Abstract

In medical publishing, the peer-review process is the gold standard for evaluating science. Peer review plays a crucial role, due to the potential risks if poor-quality studies or inaccurate conclusions are published. It is widely recognized that there is a peer-review crisis, responsible for significantly delaying the publication of manuscripts. 1 Securing peer reviewers has become increasingly challenging across the spectrum of academic publishing, and perhaps more so in a niche community such as Obstetric Medicine. Academics are increasingly overburdened, and often reject peer review requests due to time constraints for this unpaid (and often unrecognized) task. The American College of Cardiology identified the five most significant concerns related to the peer review process: the effect of preprints, reviewer blinding, reviewer selection, reviewer incentivization and the publication of peer reviewer comments. 2
In our field of Obstetric Medicine, many potential peer reviewers may feel that they may have a primary obligation to their subspecialty journal, rather than to Obstetric Medicine. In our tight-knit group of physician-scientists and researchers, the pool of potential reviewers is further limited by excluding the authors’ colleagues, collaborators and mentors, and those who have recently accepted peer review tasks. The volume of manuscripts is increasing (a big win!), but this is aggravating the peer-review crisis. We are asking a small group of global experts to adjudicate the progress of their entire field. When an expert declines, the Editors must search into the periphery of the specialty, compromising the depth of the review and potentially delaying publication of vital data for months.
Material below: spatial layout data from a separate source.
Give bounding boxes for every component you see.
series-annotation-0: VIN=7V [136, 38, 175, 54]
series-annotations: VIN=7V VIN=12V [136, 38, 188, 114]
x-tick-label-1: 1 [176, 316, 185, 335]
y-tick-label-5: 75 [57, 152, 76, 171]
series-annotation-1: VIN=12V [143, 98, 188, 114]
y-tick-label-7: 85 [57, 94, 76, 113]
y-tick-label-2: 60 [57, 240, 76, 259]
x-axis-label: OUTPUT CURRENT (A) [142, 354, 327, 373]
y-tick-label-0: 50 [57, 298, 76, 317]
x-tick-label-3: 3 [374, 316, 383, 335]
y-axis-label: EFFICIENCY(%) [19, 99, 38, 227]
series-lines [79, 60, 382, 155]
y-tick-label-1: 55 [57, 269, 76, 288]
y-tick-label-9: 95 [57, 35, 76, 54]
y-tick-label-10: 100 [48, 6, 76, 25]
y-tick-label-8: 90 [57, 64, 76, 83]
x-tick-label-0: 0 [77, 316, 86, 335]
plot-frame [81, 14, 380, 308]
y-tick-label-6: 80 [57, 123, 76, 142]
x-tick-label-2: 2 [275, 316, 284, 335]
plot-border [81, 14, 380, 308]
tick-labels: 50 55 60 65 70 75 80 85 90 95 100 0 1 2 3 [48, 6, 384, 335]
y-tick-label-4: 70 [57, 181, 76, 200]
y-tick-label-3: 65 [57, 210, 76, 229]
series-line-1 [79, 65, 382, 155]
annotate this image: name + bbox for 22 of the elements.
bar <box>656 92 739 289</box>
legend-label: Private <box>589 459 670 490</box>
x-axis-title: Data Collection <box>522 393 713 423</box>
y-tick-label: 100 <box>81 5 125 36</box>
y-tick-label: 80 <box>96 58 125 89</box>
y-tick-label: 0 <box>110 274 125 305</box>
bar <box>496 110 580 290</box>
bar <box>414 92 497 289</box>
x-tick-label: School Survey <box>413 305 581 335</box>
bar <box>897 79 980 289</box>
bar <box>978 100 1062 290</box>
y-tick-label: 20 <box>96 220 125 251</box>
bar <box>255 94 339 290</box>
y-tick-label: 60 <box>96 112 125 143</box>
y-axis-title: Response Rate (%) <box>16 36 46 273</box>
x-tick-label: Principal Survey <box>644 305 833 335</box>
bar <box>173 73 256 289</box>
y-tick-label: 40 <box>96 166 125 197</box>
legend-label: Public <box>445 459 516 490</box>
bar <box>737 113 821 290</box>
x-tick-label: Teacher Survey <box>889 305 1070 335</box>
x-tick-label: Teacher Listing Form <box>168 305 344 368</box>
We have evaluated data from this journal over the past 5 years. These data demonstrate an increase in reviewer invitations from 2481 in 2020 to 4306 in 2025, corresponding to the increase in submissions we have seen in that time. The number agreeing to review has dropped from 1052 annually (42% of invitees) to 828 (19% of invitees) over this period. Frustratingly, 50% of invitations in 2025 received no response whatsoever, the system causing them to ‘autodecline’ after 6 weeks. A reviewer actively declining to review actually speeds up the process by enabling the search for an alternate reviewer in a more timely manner.
What are the solutions? Increasing ‘desk rejection’ by Editors will reduce the reviewer load, but may inappropriately lose valuable contributions that only the niche expert may recognize. Clinicians receive no training in the process of peer review, and a process of peer-review training and co-review has been suggested. 3 Training our resident doctors in peer review is both educational for them as individuals and beneficial to the specialty in which they work. However, when clinical work is already busy and many doctors are overstretched, this is unlikely to be a personal priority for either the resident doctor or the educators.
The incentivization of reviewers is a controversial topic. Many journals (such as our own) publish a list of reviewers annually in recognition of their service, but some form of more meaningful academic credit or financial compensation may eventually become necessary. Non-financial incentives include letters to academic institutions recognizing the work, CME certificates, or perhaps the prestige of an invitation to the Editorial Board or to author an Editorial (although associated with an increased workload). 2 In the UK, peer review can be recognized as self-entered Continuing Professional Development for many specialties and contributes to the achievement of yearly targets for each clinician, but anecdotally, this does not appear well known to clinician colleagues.
Many journals have adopted an open review system, where reviews (with reviewer identified) are published, which can act as an added educational process. In a small field like Obstetric Medicine, this may disincentivize reviewers as well as authors, given the high chance of existing or future personal relationships between them.
Artificial Intelligence tools may play a role, for example in identifying researchers who could act as reviewers, assessing the accuracy of reviews, providing reviewer feedback, and perhaps, in the future, even performing the role of expert reviewer.4,5
The problem is further compounded by the vast number of unsolicited automated emails that academics and clinicians receive, so even when review requests are appropriately sent to potentially suitable reviewers, it is difficult to know how to ensure that our approaches stand out.
To our readers, authors and reviewers, you are such an important and appreciated part of our journal, and responsible for the journal growing in size, reach and prominence. Our search for reviewers is now the most time-consuming part of the editorial process and is responsible for significant delays. We would ask that you consider a request to review as an important act of stewardship for our small but essential field, and help us actively expand the pool of available reviewers to more effectively share the workload.